Di, 17.8.10 (Do, 19.8.10, 6:01): Genosse Herzchen 9.0

Vor ziemlich genau neun Jahren war Genosse Herzchen in Unordnung und krank, wie hier dokumentiert. Heute ist das Herzchen stabil, medikamentenmäßig, und pocht doch todessehnsüchtig, verfettet wie eh (und so dickmilchig selten bisher) an sein Nicht-mehr-Sein:

— snip! —

Leise Lieder aus dem engen Herzkasten

Cate’s Leila brachte das Prinz Willy zum andächtigen Bersten.

Kiel. Das erlebt man im Prinz Willy selten: Das kleine, lauschige Café gleicht einer Sardinenbüchse, und die Zuhörer, die darin keinen Platz mehr finden, drängen sich bis auf die Straße. Dabei ist der Grund ein ganz leiser: Cate’s Leila in zarter Duobesetzung und ihre Lieder unter anderem vom Debüt-Album „Story In A Box“.

Dass Pressestimmen die Hamburgerin Cate und ihren Begleiter Micha Holland aus Neuseeland an Bass und Gitarre mit Tori Amos vergleichen, ist vielleicht etwas hoch gegriffen, dennoch betört die Singer-Songwriterin mit ihren Liedern aus einem melancholisch beengten Herzkästlein. Oder singt da doch jemand ganz anderes als Cate von den Leiden ewiger Einsamkeit, nur augenblickshaft herstellbarer Zweisamkeit und dem „Shadow On The Wall“, der das Leben schon seit Platons Höhlengleichnis ist? „Call me Leila, if you like“, lässt Cate eine Figur sprechen, jenes zartfühlende und weltschmerzende Mädchen, das sie vielleicht nicht selber ist, und das ihr Gegenüber, namentlich uns Hörer in der „Box“ des Prinz Willy, auffordert: „Let’s Take The Road Downside.“

Während Cate dazu moll-lastige, aber durchaus melodische Tunes aus dem Klavier streichelt, legt Micha weiche, sonore Basstupfer darunter und gibt dem Geisterhaften der Songs so ein sicheres Fundament. In den Refrains ist es zudem seine Stimme, die in warmer Helle Cates sprechendem, erzählerischen Gesangsgestus Klangfarben beimischt, die das Dunkel im Herzkasten mit einer Spur Himmelslicht durchflackern. Doch weiter geht’s durch die Verschüchterungen der Seele, wenn auch mit etwas mehr Mut in „I Got To Travel On“ oder dem obwohl in stiller Sanftmut schleichenden, so doch Zuversicht ausstrahlenden „Right Away“.

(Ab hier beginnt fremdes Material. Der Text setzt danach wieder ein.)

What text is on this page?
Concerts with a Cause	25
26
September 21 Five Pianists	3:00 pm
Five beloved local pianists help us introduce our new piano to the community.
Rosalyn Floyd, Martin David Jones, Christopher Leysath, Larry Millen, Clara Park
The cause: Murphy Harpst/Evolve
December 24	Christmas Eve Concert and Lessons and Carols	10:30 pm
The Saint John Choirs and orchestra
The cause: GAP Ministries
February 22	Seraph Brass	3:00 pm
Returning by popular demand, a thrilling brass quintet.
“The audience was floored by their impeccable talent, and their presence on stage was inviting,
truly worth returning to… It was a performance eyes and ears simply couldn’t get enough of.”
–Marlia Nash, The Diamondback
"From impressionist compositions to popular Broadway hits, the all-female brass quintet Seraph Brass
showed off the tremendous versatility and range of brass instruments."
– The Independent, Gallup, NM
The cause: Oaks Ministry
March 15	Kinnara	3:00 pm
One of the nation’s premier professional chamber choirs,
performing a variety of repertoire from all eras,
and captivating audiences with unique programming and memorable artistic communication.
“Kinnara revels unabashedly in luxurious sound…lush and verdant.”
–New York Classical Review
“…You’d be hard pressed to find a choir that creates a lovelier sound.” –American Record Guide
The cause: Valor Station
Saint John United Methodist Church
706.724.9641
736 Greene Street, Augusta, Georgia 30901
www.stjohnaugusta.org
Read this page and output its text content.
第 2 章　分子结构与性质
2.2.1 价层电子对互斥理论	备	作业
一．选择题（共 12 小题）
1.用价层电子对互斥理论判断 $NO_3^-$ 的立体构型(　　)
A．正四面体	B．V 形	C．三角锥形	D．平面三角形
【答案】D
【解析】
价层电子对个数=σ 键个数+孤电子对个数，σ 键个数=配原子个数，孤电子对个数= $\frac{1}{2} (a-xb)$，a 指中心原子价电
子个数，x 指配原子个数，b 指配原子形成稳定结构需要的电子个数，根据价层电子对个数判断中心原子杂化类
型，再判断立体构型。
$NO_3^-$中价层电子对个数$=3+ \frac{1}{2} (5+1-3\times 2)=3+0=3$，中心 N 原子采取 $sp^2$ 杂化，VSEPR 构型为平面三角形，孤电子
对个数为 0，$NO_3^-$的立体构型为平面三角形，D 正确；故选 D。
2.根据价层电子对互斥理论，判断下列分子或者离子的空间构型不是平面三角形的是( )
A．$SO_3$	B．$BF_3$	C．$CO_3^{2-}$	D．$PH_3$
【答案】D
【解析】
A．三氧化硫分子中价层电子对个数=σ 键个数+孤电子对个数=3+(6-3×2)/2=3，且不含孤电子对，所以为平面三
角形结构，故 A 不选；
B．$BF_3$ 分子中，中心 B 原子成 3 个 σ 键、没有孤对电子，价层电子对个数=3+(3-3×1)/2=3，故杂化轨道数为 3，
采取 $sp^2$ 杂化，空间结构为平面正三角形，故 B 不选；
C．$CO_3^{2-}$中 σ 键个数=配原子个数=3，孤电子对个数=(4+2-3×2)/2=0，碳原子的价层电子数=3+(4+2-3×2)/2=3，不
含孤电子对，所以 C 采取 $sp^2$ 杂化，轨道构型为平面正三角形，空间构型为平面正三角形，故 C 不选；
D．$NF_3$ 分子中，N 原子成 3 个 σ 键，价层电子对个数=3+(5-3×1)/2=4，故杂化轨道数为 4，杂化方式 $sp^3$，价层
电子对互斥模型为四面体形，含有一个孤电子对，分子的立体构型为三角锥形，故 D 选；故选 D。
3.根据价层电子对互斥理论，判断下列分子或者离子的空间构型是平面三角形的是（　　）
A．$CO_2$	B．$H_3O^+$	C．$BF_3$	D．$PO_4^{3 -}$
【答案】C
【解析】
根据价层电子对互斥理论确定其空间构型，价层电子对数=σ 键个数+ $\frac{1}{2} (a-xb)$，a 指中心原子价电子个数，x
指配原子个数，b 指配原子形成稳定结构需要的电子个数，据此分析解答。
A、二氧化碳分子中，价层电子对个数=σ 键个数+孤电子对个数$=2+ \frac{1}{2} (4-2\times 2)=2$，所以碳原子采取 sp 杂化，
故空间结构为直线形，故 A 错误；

Ein facettenreiches Lebensgefühl setzt sich so in Cate’s Leilas Songs allmählich zusammen, für das dann auch noch eine weitere Gewährsfigur genannt wird: Holly Golightly aus Truman Capotes „Frühstück bei Tiffany“, jenes „federleichte“ Mädchen, das sich mangels Erdung im Leben ins Flatterhafte stürzt und so sehr gut zu Cates Liedfigur und alter ego Leila passt. Ein Lebensgefühl und -entwurf, der das Publikum trotz drangvoller Enge beinahe andächtig still werden lässt, um Cate und Leila auf den Pfaden solchen Seins zu folgen.

Cates Lieder wirken hier geradezu magisch, weil sie fern von bloßer Empfindsamkeitslyrik ein authentisches Bild von Sehnsüchten zeichnen und damit in ihren Bann schlagen. Zumal wenn Cate aus ihrer ätherischen Entrücktheit dann doch mal leise herauslächelt, weil eine engelsflügelnde Melodie den großen schwarzen Vogel, der über allem zu schweben scheint, zu kolibrihaftem Flattern raus aus der Enge des Herzens in die Weite des Lebendigen anregt.

— snap! —

Man kommt, ich komme an, wo man/ich schon mal war. Und noch nie gewesen ist. Das ist ja Charakteristikum von Kunst. Mit Lilly, Prag, im Chat nachts nochmal alles neu entworfen. Wie ich wieder jung bin, das Kunstmonster, der Mann, der im Spiegel verlebt aussieht, RAUSCHebärtig, einsam, todgeweiht. Und dennoch singend. Und weil schreibend, einfach bleibend für immer.